Because I had been up and down on my feet all afternoon, my ankle is flared up. I washed the pots and pans as well as load the dishwasher. I should be able to sleep as long as my ankle pain doesn’t get worse. I never know how it will be anymore. It is totally unpredictable. Nature of CRPS.

Pic/meme

I got my haircut today. I’ve been up since 4am. I had a hard time sleeping. Then I just decided to stay up. I asked my psychiatrist about increasing the mirtazepine and he agreed. I’ll put the increase in tomorrow’s box when I do the meds for the week.

My ankle still hurts but not as bad as last night. I am tired. I made the steak for dinner. I cooked it too much. It was a thick piece and well I am still learning. It’s not often I make steak. If it wasn’t raining I would have grilled it. My knees have been aching most of the day. It is cool but the rain is making things muggy.

I read a chapter in the Critical Suicidology book and wrote a message to my therapist. Problem was it was too long for the stupid web message so I had to take a pic of it and send it. I don’t know if it will be readable. I have the document saved in case she wants to read it for Monday’s appt.

I miss my mother. I’ve been wanting to call her the past couple of hours. It has been tough. I never thought I would miss her phone calls asking what I was doing or where I was.

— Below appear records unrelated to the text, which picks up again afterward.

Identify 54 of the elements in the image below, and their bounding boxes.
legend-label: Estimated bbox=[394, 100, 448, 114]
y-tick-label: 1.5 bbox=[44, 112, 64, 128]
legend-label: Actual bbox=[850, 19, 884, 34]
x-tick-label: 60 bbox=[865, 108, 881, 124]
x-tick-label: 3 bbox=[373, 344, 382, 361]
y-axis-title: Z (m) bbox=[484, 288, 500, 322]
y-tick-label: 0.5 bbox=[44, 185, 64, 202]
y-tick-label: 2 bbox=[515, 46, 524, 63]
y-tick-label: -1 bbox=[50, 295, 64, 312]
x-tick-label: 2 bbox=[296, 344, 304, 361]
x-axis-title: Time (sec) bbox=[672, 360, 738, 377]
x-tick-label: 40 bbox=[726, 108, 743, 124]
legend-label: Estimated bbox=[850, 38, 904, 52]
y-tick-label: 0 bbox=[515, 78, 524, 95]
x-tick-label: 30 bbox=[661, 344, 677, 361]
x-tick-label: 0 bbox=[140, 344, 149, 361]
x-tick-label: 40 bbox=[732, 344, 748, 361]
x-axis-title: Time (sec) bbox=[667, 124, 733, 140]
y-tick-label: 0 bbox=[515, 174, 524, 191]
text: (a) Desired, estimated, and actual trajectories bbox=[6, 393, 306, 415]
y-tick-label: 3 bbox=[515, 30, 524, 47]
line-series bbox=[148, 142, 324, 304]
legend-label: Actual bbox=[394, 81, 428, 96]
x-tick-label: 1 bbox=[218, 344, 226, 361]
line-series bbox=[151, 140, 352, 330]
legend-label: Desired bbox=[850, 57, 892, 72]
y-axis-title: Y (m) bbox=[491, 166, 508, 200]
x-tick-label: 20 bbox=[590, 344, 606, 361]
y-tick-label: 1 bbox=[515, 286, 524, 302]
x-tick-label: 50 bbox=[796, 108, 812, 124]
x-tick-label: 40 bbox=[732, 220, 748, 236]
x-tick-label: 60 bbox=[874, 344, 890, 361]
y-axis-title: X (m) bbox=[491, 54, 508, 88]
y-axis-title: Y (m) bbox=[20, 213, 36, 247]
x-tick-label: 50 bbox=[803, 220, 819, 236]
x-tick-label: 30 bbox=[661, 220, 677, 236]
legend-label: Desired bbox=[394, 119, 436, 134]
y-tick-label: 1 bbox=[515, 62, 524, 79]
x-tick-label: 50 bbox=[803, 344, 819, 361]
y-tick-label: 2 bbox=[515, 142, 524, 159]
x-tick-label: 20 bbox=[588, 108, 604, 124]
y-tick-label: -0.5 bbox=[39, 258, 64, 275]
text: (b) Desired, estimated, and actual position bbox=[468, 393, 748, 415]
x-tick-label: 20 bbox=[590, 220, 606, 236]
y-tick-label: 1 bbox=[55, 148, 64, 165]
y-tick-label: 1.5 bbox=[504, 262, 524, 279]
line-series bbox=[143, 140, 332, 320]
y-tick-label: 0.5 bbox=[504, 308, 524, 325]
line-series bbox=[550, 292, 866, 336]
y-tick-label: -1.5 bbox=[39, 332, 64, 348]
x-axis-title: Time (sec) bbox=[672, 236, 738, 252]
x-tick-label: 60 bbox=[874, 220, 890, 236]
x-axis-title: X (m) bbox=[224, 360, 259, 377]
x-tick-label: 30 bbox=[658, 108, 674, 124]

I came straight home after seeing my barber. I had no plans today. I might go south of Boston tomorrow to visit my cousin. It’s been a long time since we last saw each other. I hope I don’t get a migraine because of the rain. I told my cousin it will depend on how I feel. I am glad they are understanding. I hate canceling at last minute because I don’t feel well. But that is life with chronic illness.

Got no gas so here is a giraffe pic

Giraffe winking

I got no brain cells today as I was up most of the night. I just couldn’t sleep. Ankle was hurting most of the night and most of today. Stupid crps. Gonna have a cup of coffee soon so I can listen to the game tonight. Not planning on sleeping so I’ll probably be tired 🤪

Euphoria hit me today

Just got my haircut. Little boy on the bus was staring at me and I was wondering if he was thinking I was a boy or girl and had to stop myself. I am a boy and I nearly wept as my chest was throbbing. The euphoria was finally hitting me. I wondered if I would ever feel it since my mother’s death. I looked at my photo I took and posted on an FTM support groups. A member said they see a grown man, complete with a male hairline. I am losing my hair and the pic kind of looks like a comb over that my sister pointed out. I don’t care. I still think I look good. I have issues with my body. My stomach is giving me such dysphoria since the binders have been off. I haven’t gained weight but I haven’t lost any either, which is frustrating. I have been cutting calories to no effect. I know I haven’t been active either but it’s a slippery slope with my foot. Any big active days such as walking more than 5 blocks hurts me. My limit is 0.4 miles, anything more than that and I am in pain.

Today has been a rough day due to headaches. I woke up a couple times after dreaming with them. I told my psychiatris about it and he doesn’t have answers. I need to see a neurologist. I had one. I need to call to see if I still do. I had a skipped appt with her back when I was catatonic so don’t know if they kicked me out because of it. It has been thundering and downpouring the past couple of hours so my head hurts. Not sure if it is a migraine or not. I need a nap. I am tired.

My internet was not connecting well today so m psychiatrist called me. We talked about meds. He wants to play with my Latuda and I told him we could but I could become psychotic again with a lower dose or stopping it. He wants to bring the Effexor dose up but until I have my neuro appt, he is holding off.

Gonna stop here. My head is hurting too much.